Le moins que l’on puisse dire, c’est qu’il y a d’étranges coïncidences, compte tenu notamment de la prétendue expertise des services israéliens de sécurité à identifier et à prévoir des attaques terroristes. Le personnel de l’ICTS était présent sur place à l’occasion de quatre des attaques terroristes les plus tristement célèbres de ces dix dernières années et, à chaque fois, ils n’avaient pas réussi à faire quelque chose pour stopper les terroristes.
En 28 ans de service, l’ICTS s’est installée dans 22 pays pour assurer la sécurité dans les aéroports en France, en Grande-Bretagne, en Espagne, en Hongrie, en Roumanie et en Russie, en employant plus de 11.000 agents de sécurité.
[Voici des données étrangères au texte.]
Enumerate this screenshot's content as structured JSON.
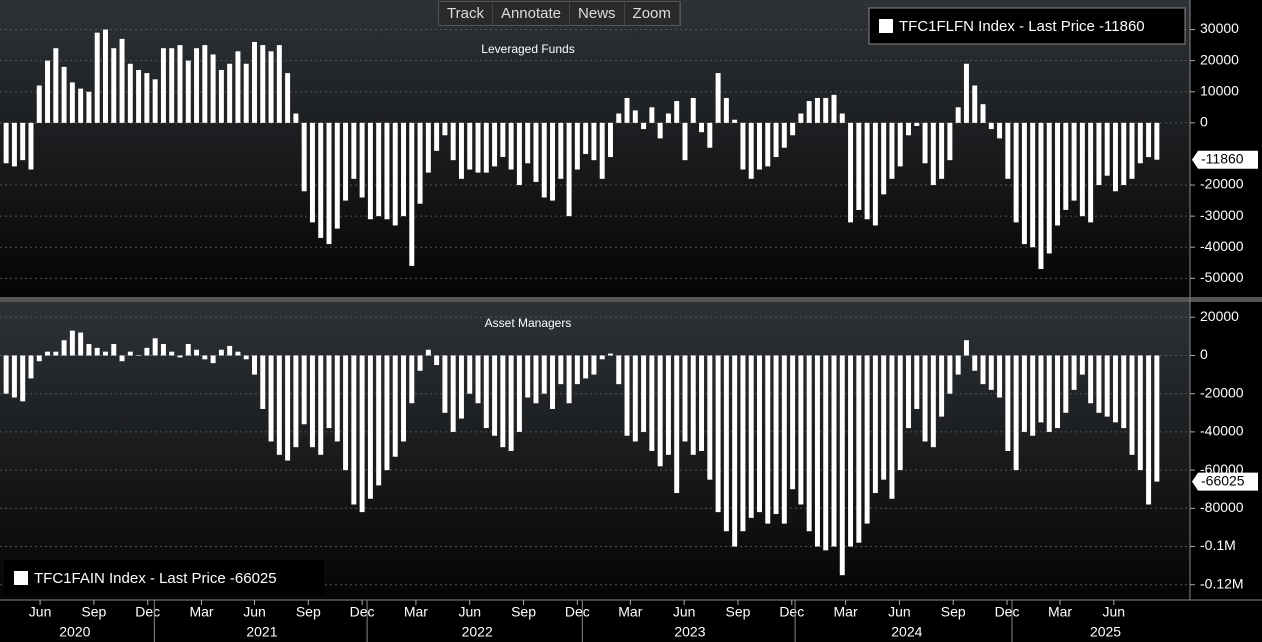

La société détenait des contrats dans plusieurs aéroports américains jusqu’au 11 septembre où le filtrage des passagers fut retiré des mains du privé pour être confié à l’Administration de la Sécurité des Transports (TSA) nouvellement créée.
Le silence sur le rôle joué par l’ICTS n’est que l'aspect le plus étrange de la décision plus générale des médias de ne pas faire de reportages sur le contexte de la tentative d'explosion à bord du vol Northwest 253. Il y avait déjà eu la volonté de se distancer d’une enquête sur l’incident survenu le jour de Noël avant que ne survienne le séisme en Haïti et qui, légitimement, est le principal sujet auquel les médias consacrent leur attention.
L’histoire officielle du vol Northwest 253, telle qu’elle a été présentée par la Maison Blanche d’Obama et les agences américaines de renseignement, est tellement incroyable qu’il semble y avoir eu un effort concerté pour laisser tomber le sujet et détourner l’attention du public dans d’autres directions. Dans ce contexte, le silence total sur le rôle de la société israélienne de sécurité soulève encore plus de questions quant au rôle joué par les agences de renseignement américaines ou autres durant la période précédant l’incident du jour de Noël et qui a failli coûter la vie à quelque 300 personnes.